= Ljubomir Ivanović =

Serbian artist

Ljubomir "Ljuba" Ivanović (24 February 1882 – 23 November 1945) was a Serbian painter, printmaker and draughtsman. He is considered one of the first Serbian impressionists, although he found his way of expression through graphic means.

==Biography==
Ivanović was born in Belgrade, Kingdom of Serbia. After completing his secondary education, Ljubomir Ivanović studied at Kiril Kutlík's Serbian School of Drawing and Painting, and later at the Arts and Crafts School of Beta Vukanović and Risto Vukanović in Belgrade. In 1905, he went to Munich and enrolled at the private painting school of Anton Ažbe, and in the same year the Kunstgewerbeschule.

After his return to the homeland, he was, first, appointed as a teacher in a grammar school. When the war began, Ivanović was mobilized, but because of his poor health, he was made a hospital orderly.

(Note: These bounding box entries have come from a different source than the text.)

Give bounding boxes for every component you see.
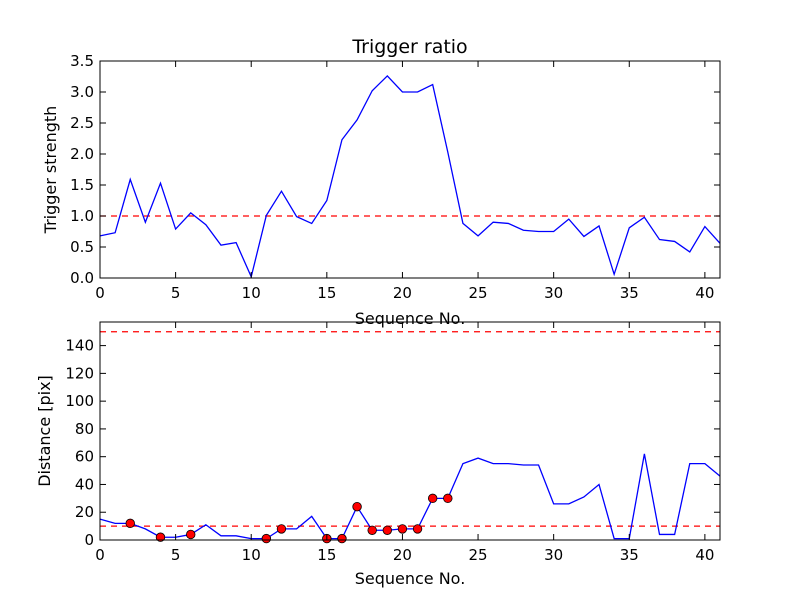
top-plot-trigger-ratio: 0 5 10 15 20 25 30 35 40 0.0 0.5 1.0 1.5 2.0 2.5 3.0 3.5… xyxy=(41,36,721,328)
data-marker xyxy=(352,501,362,512)
x-tick-label: 25 xyxy=(469,546,488,564)
data-marker xyxy=(382,525,393,535)
x-tick-label: 5 xyxy=(171,284,181,302)
x-tick-label: 0 xyxy=(95,546,105,564)
data-marker xyxy=(397,524,408,534)
y-tick-label: 2.0 xyxy=(70,145,94,163)
series-line-0 xyxy=(99,74,721,279)
axes-frame xyxy=(99,60,721,279)
x-tick-label: 10 xyxy=(242,546,261,564)
y-tick-label: 20 xyxy=(75,503,94,521)
y-axis-label: Trigger strength xyxy=(41,106,60,235)
x-tick-label: 10 xyxy=(242,284,261,302)
y-tick-label: 3.5 xyxy=(70,52,94,70)
y-axis-label: Distance [pix] xyxy=(35,375,54,487)
y-tick-label: 1.0 xyxy=(70,207,94,225)
y-tick-label: 100 xyxy=(65,392,94,410)
x-axis-label: Sequence No. xyxy=(355,569,466,588)
x-tick-label: 25 xyxy=(469,284,488,302)
y-tick-label: 2.5 xyxy=(70,114,94,132)
series-line-0 xyxy=(99,453,721,540)
chart-title: Trigger ratio xyxy=(351,36,467,58)
y-tick-label: 1.5 xyxy=(70,176,94,194)
data-marker xyxy=(276,524,287,534)
data-marker xyxy=(186,529,196,540)
x-tick-label: 15 xyxy=(317,284,336,302)
data-marker xyxy=(412,524,423,534)
y-tick-label: 60 xyxy=(75,448,94,466)
x-tick-label: 35 xyxy=(620,284,639,302)
y-tick-label: 0.0 xyxy=(70,269,94,287)
data-marker xyxy=(337,533,347,544)
y-tick-label: 0.5 xyxy=(70,238,94,256)
x-tick-label: 20 xyxy=(393,546,412,564)
x-tick-label: 40 xyxy=(695,546,714,564)
data-marker xyxy=(427,493,438,504)
data-marker xyxy=(125,518,135,529)
y-tick-label: 140 xyxy=(65,337,94,355)
x-tick-label: 5 xyxy=(171,546,181,564)
x-axis-label: Sequence No. xyxy=(355,309,466,328)
y-tick-label: 120 xyxy=(65,364,94,382)
y-tick-label: 3.0 xyxy=(70,83,94,101)
data-marker xyxy=(155,532,166,542)
x-tick-label: 30 xyxy=(544,284,563,302)
y-tick-label: 40 xyxy=(75,475,94,493)
x-tick-label: 35 xyxy=(620,546,639,564)
x-tick-label: 15 xyxy=(317,546,336,564)
y-tick-label: 80 xyxy=(75,420,94,438)
data-marker xyxy=(261,533,272,544)
x-tick-label: 40 xyxy=(695,284,714,302)
y-tick-label: 0 xyxy=(84,531,94,549)
x-tick-label: 30 xyxy=(544,546,563,564)
data-marker xyxy=(443,493,453,504)
bottom-plot-distance: 0 5 10 15 20 25 30 35 40 0 20 40 60 80 100 120 140 Sequen… xyxy=(35,321,721,588)
x-tick-label: 0 xyxy=(95,284,105,302)
data-marker xyxy=(367,525,377,535)
axes-frame xyxy=(99,321,721,541)
x-tick-label: 20 xyxy=(393,284,412,302)
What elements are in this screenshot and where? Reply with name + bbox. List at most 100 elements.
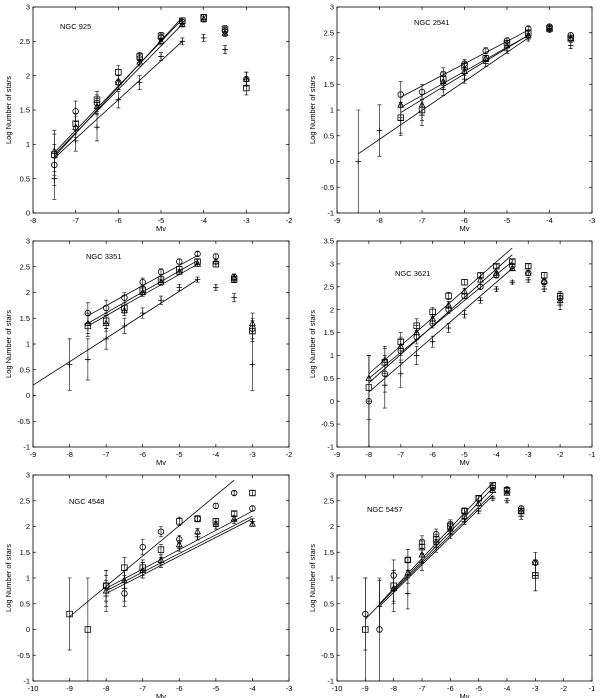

He stayed with the Serbian army through most of the retreat, stopped in Prizren in late 1915. After this, he returned to Belgrade. Not surprisingly, he had little time to paint at a time of occupation. There was always that worry of being accused of spying. The wartime painting that he did consists of genre scenes unrelated to the war. He did, however, manage to produce a couple of works, a line drawing entitled "Flight" (Beg) in 1915, that captures the moment of the retreating army, and an equally powerful "Fallen Soldier" from the same period.

After the war, he became a professor of drawing in the Arts and Crafts School in Belgrade. In 1922 he became a member of Serbian Royal Academy (later Serbian Academy of Sciences and Arts).

He traveled through the country and abroad with another artist Vasa Pomorišac and made drawings that were published in several specially edited albums. He was a member of the "Lada" artist's group.

From 1940 to 1945, he was a full-time professor of graphics and printmaking at Academy of Fine Arts in Belgrade.

==Works==
His works can be found in art galleries and museums throughout the country. Also, Ljubomir Ivanović work can be found in the collection of Milan Jovanović Stojimirović who bequeathed a vast number of paintings, sketches, and artifacts to the Art Department of the Museum in Smederevo.